Using Your Card to Draw from an ATM

Sometimes the easiest and cheapest way to get cash is to withdraw it from a local ATM. ATMs are readily available in big cities like Cairo or Alexandria. If you’re headed to a more remote area, make sure to draw enough cash before you leave as you may struggle to find an ATM once you reach your destination. Only use ATMs in reputable areas and be wary of anyone trying to assist you. Most ATMs will charge a small fee for using a foreign card so it makes sense to minimize costs by drawing larger amounts. Some ATMs have a EGP 2,000 limit, however; look for a Banque du Caire machine if you wish to draw more than that.

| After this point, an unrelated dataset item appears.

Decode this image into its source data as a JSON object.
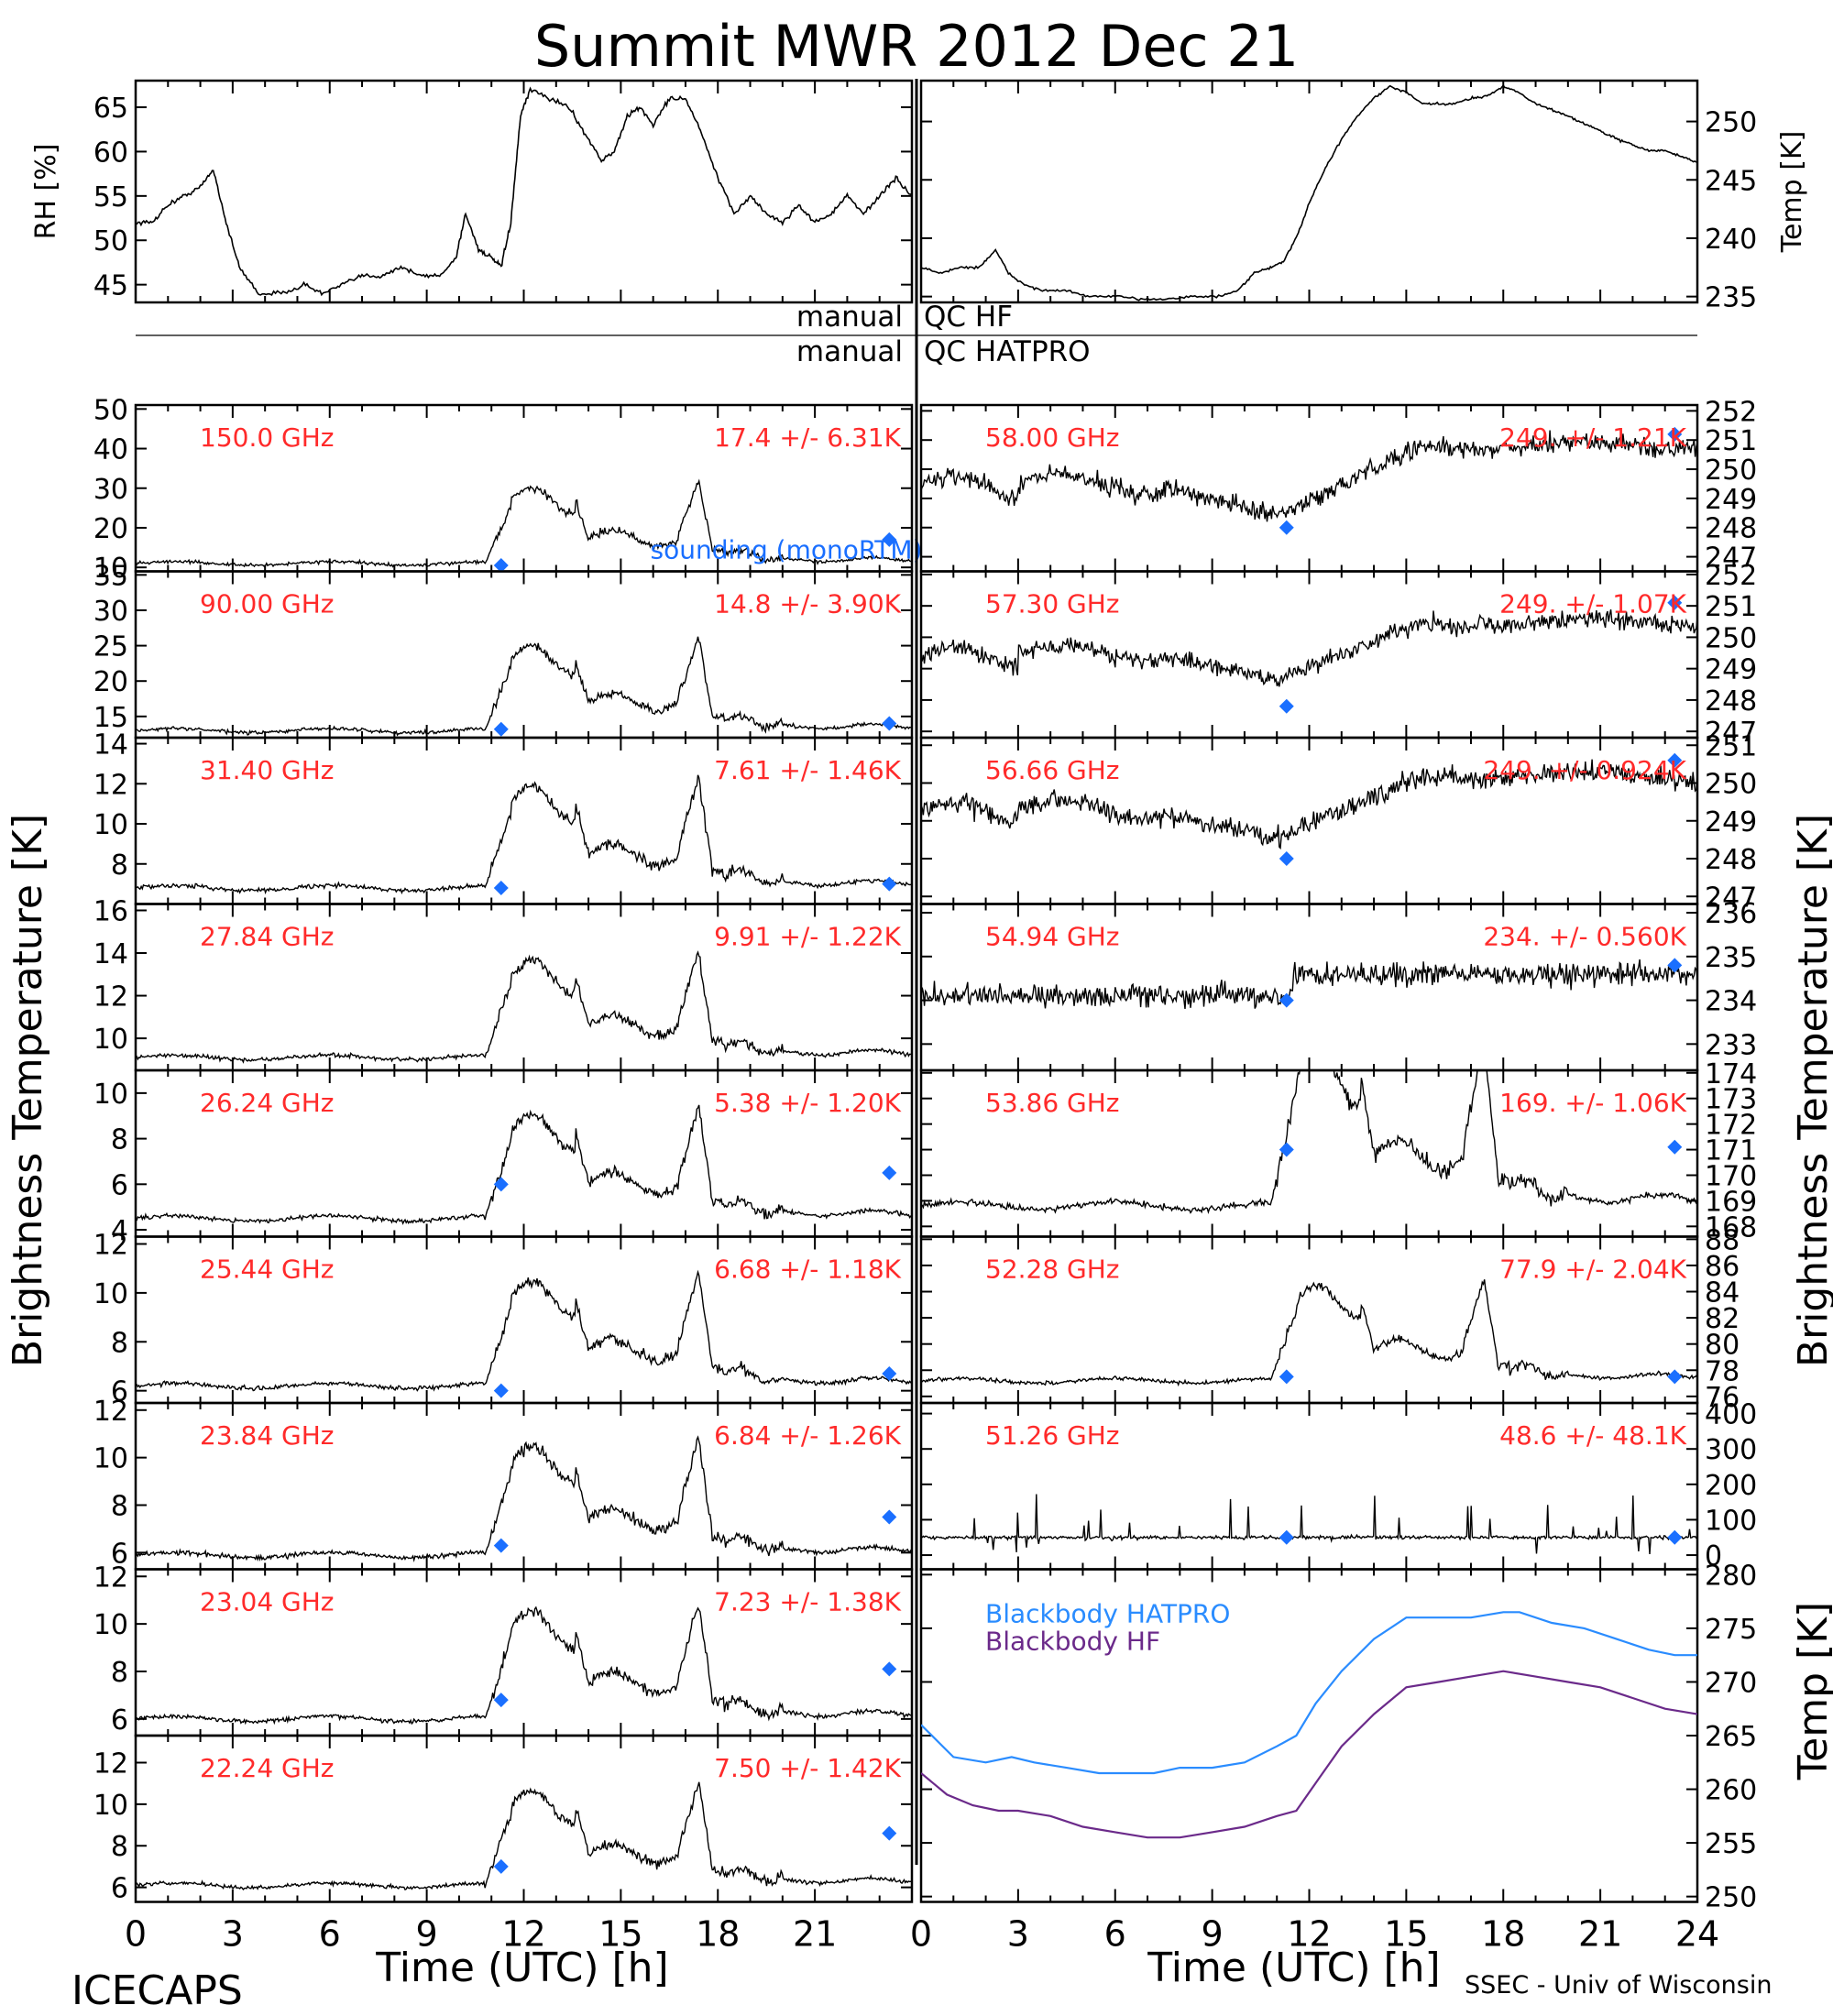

Debit and credit cards from major foreign banks should be accepted throughout Egypt (Visa and Mastercard cards are typically a safe bet). Before you travel, contact your bank to confirm whether your card will work and to ask about withdrawal fees on their side. You should also ask them to make a note of your travel dates so they won’t think your card has been stolen and cancel it the first time you use it at an Egyptian ATM. A backup card is a good idea if you have one, as is making a note of your bank’s overseas helpline number in case of emergency.

Final Word

Cash is king in Egypt and many local restaurants, shops, and tour operators will not have card facilities. However, you should be able to pay electronically at most mid-range and high-end stores, restaurants, and hotels; just make sure to check first before racking up a huge bill. Travelers checks are redundant in Egypt. You’ll be hard pushed to find anywhere that will accept them and banks will overcharge you to cash them in.